Oleh : Asyifa Maulidina Widya Astutik – Anggota Legislator Muda Jombang 2025
Di negeri yang katanya beradab, ada kejahatan yang begitu keji namun dibungkus rapi dalam diam. Di sebuah platform media sosial raksasa, tersembunyi grup bernama “Fantasi Sedarah.”
Sekilas seperti komunitas biasa. Tapi di dalamnya, ribuan orang saling berbagi narasi menjijikkan: tentang bagaimana mereka menyentuh anak, keponakan, atau bahkan darah daging mereka sendiri.
Ini bukan cerita fiksi. Ini bukan sekadar penyimpangan. Ini kejahatan nyata. Dan yang lebih menyakitkan, negeri ini diam. Kita membisu, seakan tak tahu, atau pura-pura tidak tahu.
Grup “Fantasi Sedarah” pernah memiliki puluhan ribu anggota aktif. Mereka tak bersembunyi di balik anonimitas—banyak yang memakai nama asli, bahkan terang-terangan membanggakan kelainan mereka. Yang lebih mencengangkan, ketika grup ini dibubarkan, puluhan grup serupa bermunculan lagi. Dunia maya membuka ruang, namun siapa yang menjaga gerbangnya?
Anak-anak dan perempuan bukan objek fantasi. Mereka bukan hiburan bagi nafsu yang busuk.
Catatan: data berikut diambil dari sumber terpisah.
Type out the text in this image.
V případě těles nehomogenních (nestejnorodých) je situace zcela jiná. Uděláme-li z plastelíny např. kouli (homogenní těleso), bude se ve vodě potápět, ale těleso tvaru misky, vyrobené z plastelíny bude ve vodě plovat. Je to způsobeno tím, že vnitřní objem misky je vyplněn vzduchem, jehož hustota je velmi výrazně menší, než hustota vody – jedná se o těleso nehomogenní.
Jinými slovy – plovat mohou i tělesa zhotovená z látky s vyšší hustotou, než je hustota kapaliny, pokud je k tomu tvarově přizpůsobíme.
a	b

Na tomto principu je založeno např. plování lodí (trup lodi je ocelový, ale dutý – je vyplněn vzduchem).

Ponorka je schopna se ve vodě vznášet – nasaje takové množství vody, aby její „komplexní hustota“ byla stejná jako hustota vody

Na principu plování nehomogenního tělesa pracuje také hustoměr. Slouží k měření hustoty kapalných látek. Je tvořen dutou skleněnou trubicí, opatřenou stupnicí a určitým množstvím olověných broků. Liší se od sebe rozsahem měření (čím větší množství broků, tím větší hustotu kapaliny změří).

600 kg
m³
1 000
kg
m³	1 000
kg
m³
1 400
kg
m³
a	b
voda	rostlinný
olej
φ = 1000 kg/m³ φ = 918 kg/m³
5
Mereka adalah manusia yang tubuh, jiwa, dan martabatnya tidak seharusnya diperlakukan semena-mena. Tapi di negeri ini, berapa banyak anak perempuan yang menjadi korban kekerasan seksual dalam rumah? Berapa banyak perempuan yang dipaksa diam atas nama “aib keluarga”? Berapa banyak korban yang diminta memaafkan pelaku, bahkan tidur sekamar dengan mereka?
Lalu kita, dengan pongah, masih saja menghakimi korban dengan kalimat: “Pantas saja, bajunya terbuka.”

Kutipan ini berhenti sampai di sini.